Let's look at the Traversable.map type closely to see how both problems are solved in the collection library. We have the following type parameters:

You'll notice that there is an implicit parameter of type CanBuildFrom[List[A], B, That]. Here's what CanBuildFrom looks like:

trait CanBuildFrom[-From, -Elem, +To] extends AnyRef {
  def apply(): Builder[Elem, To]
  def apply(from: From): Builder[Elem, To]
}

As you can see, CanBuildFrom is a factory for Builder:

trait Builder[-Elem, +To] extends Growable[Elem] {
  def +=(elem: Elem): Builder[Elem, To]
  def result(): To
  ...
}

A Builder is used to create a new collection. We just create a new Builder using CanBuildFrom.apply, add our elements using +=, and then call result. Each collection defines its own Builder class and a CanBuildFrom factory.

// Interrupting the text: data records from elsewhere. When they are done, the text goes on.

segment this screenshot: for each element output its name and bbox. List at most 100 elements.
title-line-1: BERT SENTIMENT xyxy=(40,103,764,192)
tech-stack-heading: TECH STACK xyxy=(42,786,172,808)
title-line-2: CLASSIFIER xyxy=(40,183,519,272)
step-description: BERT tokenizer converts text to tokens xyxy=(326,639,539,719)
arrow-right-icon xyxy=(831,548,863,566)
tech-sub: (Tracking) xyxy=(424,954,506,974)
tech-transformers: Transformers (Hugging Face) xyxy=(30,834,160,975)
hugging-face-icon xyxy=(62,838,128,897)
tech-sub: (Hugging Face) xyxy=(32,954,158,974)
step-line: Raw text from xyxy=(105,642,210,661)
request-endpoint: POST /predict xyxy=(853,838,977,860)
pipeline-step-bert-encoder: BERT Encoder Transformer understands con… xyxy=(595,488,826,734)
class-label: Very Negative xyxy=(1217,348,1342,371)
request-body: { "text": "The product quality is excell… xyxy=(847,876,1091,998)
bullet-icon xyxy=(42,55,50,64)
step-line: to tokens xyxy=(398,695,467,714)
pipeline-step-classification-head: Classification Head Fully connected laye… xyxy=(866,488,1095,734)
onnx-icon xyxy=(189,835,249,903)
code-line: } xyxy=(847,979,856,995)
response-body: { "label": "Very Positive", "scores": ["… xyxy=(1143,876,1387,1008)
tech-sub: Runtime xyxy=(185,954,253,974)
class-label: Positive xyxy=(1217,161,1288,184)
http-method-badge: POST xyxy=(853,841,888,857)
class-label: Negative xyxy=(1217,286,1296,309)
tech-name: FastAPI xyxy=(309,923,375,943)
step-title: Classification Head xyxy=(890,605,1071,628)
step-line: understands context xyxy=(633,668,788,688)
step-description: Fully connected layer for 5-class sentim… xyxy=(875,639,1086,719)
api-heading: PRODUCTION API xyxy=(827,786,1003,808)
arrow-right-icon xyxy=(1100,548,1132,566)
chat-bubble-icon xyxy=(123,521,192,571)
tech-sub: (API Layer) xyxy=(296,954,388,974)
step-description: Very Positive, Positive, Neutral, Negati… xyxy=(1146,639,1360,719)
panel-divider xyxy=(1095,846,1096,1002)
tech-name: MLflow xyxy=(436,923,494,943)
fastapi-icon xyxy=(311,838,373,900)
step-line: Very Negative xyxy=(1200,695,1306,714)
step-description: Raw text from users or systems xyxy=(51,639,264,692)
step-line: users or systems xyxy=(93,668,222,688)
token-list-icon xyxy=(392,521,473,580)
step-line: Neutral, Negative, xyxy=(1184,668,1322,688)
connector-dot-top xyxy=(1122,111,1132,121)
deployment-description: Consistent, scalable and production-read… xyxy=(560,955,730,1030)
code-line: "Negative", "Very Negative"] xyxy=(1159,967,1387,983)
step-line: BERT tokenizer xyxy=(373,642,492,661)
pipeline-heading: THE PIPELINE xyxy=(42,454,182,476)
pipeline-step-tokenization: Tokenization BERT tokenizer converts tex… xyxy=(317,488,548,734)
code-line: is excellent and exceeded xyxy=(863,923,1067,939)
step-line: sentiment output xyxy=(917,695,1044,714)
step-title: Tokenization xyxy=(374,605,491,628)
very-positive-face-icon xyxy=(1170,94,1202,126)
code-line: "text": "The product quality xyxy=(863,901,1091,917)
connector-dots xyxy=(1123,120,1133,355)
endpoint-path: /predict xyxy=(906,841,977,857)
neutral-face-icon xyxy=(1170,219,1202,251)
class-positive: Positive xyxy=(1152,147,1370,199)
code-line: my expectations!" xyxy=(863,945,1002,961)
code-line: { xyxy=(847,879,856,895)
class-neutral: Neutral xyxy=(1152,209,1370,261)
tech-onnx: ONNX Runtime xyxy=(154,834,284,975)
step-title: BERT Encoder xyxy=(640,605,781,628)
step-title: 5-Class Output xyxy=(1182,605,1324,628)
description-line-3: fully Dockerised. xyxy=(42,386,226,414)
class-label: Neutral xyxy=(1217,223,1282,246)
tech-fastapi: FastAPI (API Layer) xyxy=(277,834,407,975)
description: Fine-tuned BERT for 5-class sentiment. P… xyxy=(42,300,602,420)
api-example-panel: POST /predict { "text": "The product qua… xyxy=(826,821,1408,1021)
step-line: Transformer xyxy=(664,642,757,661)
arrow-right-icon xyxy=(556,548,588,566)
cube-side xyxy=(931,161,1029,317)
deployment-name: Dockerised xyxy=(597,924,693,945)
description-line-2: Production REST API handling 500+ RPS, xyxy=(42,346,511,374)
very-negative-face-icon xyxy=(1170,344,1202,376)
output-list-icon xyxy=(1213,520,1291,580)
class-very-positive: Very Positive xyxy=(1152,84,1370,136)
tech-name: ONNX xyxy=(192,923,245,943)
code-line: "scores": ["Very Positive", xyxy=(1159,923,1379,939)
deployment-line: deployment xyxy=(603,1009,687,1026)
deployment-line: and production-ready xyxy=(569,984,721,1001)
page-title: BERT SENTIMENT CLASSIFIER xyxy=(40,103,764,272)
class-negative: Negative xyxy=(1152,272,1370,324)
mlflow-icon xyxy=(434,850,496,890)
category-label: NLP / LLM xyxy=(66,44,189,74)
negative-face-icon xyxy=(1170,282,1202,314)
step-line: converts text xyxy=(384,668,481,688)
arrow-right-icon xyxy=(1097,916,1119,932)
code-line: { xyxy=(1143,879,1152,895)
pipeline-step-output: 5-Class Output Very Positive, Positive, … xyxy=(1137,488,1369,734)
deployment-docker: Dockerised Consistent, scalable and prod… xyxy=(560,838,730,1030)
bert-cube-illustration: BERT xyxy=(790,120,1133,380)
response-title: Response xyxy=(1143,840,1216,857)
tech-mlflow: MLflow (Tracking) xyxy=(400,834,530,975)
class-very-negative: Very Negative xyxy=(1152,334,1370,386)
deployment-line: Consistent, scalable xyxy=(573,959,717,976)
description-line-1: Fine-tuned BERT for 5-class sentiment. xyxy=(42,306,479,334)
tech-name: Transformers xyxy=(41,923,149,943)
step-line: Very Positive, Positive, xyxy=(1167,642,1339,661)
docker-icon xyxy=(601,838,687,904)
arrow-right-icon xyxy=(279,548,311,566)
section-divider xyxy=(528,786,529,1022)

Scala's implicit argument handling finds these for us, so we almost never have to pass them explicitly.

Since Builder handles the details of constructing the result, map can delegate all of its collection-specific work to the Builder. This allows a collection agnostic map to be implemented, which solves our first problem. The actual implementation is in TraversableLike.

Our second problem is solved by type parameterization. By simply declaring an extra type parameter for the result type (That), we can always return the correct type without actually knowing what it is. And since Scala has type inference, we rarely need to specify the type parameters explicitly.

Here's one of my favorite examples of this system in action:

scala> val s = BitSet(1, 2, 3)
s: scala.collection.BitSet = BitSet(1, 2, 3)

scala> s.map(_ + 2)
res0: scala.collection.BitSet = BitSet(3, 4, 5)

scala> s.map(_.toString)
res1: scala.collection.Set[java.lang.String] = Set(1, 2, 3)

A BitSet is a set of positive integers represented by a bit field, i.e., bit 5 is set if the integer 5 is in the set. Because of its implementation, BitSet cannot contain anything except integers, so when we map its elements to strings, the result cannot be a BitSet.

How does Scala figure out what to do here? Since we pass map a function of type Int => String, the Scala compiler knows to look for a CanBuildFrom where Elem is String. BitSet provides two instances of CanBuildFrom: one where Elem is Int for building new BitSets, and one where Elem is unspecified for building Sets of any other type. When searching for an implicit argument, the compiler will look for the value with the most specific type. So when we pass an Int => Int function, we get the first builder, but when we pass an Int => String function, we get the second.